Bosbranden en extreme droogte zijn het einde van de orang-oetan
Catastrofaal. Slechts één woord heeft het Wereld Natuur Fonds (WNF) nodig om een alarmerend rapport over de orang-oetans in Indonesië samen te vatten....
Het heeft het WNF vijftien maanden gekost om de gevolgen te inventariseren van de bosbranden in Indonesië en Maleisië in 1997 en 1998. 'Als het zó gaat zoals het nu gaat, zullen de in het wild levende orang-oetans in honderd jaar uitgestorven zijn. Voor wat betreft de evolutie komt dat neer op een oogwenk', zegt WNF-bioloog Carey Yeager.
Orang-oetans komen in het wild uitsluitend voor op Sumatra en Borneo. Yeager schat hun aantal op ongeveer zesduizend op Sumatra en niet meer dan vijftienduizend op Borneo. Verreweg het grootste gedeelte van de orang-oetans op Borneo bevindt zich op Kalimantan, het Indonesische gedeelte van het op twee na grootste eiland ter wereld.
Al voor de bosbranden werden de roodharige primaten met uitsterven bedreigd, beklemtoont Yeager. 'Sinds de jaren zeventig is 80 procent van hun natuurlijke woongebied verloren gegaan. De afgelopen anderhalf jaar is 40 procent van hun resterende habitat afgebrand en nog eens vele miljoenen hectare wacht kaalslag voor de aanleg van plantages.'
Het klinkt wrang, maar toeristen - ook al een uitstervend soort in het door een politieke, sociale en economische crisis geplaagde Indonesië - hoeven voorlopig niet bang te zijn dat de orang-oetans van hun reisprogramma zullen worden afgevoerd. Het rehabilitatiecentrum Bohorok op Sumatra, waar gevangen en verweesde orang-oetans worden 'heropgeleid' voor een verblijf in het tropisch regenwoud, staat te springen om toeristen.
Bohorok geeft toegang tot het nationale park Gunung Leuser waar het grootste gedeelte van de Sumatraanse orang-oetans leeft. Dankzij de geïsoleerde ligging bleef Gunung Leuser vrijwel gespaard voor de recente branden.
Grimmiger is de situatie op Kalimantan, dat in normale tijden al niet erg in trek is bij toeristen, hoewel deze provincie een aantal niet al te moeilijk bereikbare nationale parken (met orang-oetans) telt zoals Tanjung Puting en Kutai.

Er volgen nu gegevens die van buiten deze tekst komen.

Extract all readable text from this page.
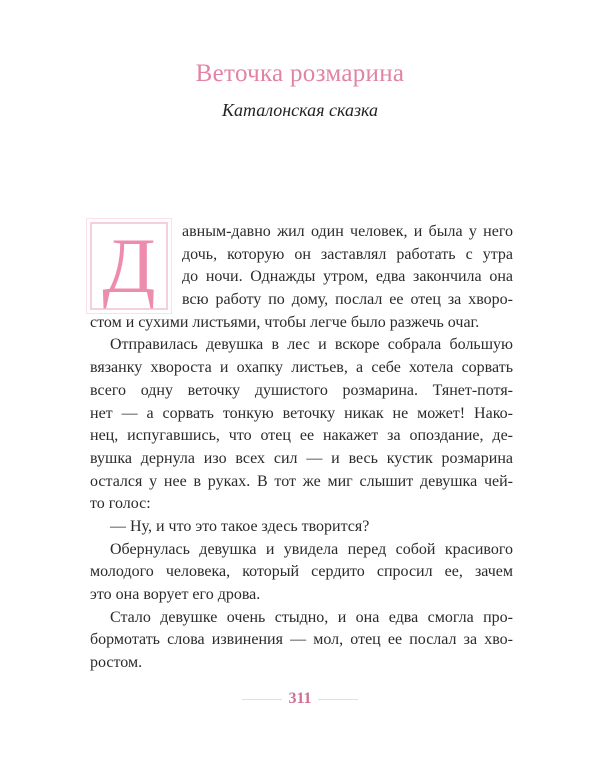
Веточка розмарина
Каталонская сказка
Д авным-давно жил один человек, и была у него
дочь, которую он заставлял работать с утра
до ночи. Однажды утром, едва закончила она
всю работу по дому, послал ее отец за хворо-
стом и сухими листьями, чтобы легче было разжечь очаг.
Отправилась девушка в лес и вскоре собрала большую
вязанку хвороста и охапку листьев, а себе хотела сорвать
всего одну веточку душистого розмарина. Тянет-потя-
нет — а сорвать тонкую веточку никак не может! Нако-
нец, испугавшись, что отец ее накажет за опоздание, де-
вушка дернула изо всех сил — и весь кустик розмарина
остался у нее в руках. В тот же миг слышит девушка чей-
то голос:
— Ну, и что это такое здесь творится?
Обернулась девушка и увидела перед собой красивого
молодого человека, который сердито спросил ее, зачем
это она ворует его дрова.
Стало девушке очень стыдно, и она едва смогла про-
бормотать слова извинения — мол, отец ее послал за хво-
ростом.
311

De vruchten en loof etende orang-oetans leveren als gevolg van de bosbranden en de langdurige droogte nu met andere dieren én mensen slag om dezelfde spaarzame voedselbronnen. 'Talrijke apen struinen in hun jacht op voedsel regelmatig uit pure wanhoop door kampongs', verklaart Willie Smits van het rehabilitatiecentrum Wanariset op Oost-Kalimantan.
In de dorpen zijn de beschermde orang-oetans een gemakkelijke prooi voor de bewoners die de oudere apen opeten en de jongere verkopen. Voor baby-orang-oetans is er nog altijd een markt en die is net zo desastreus als bosbranden en droogte.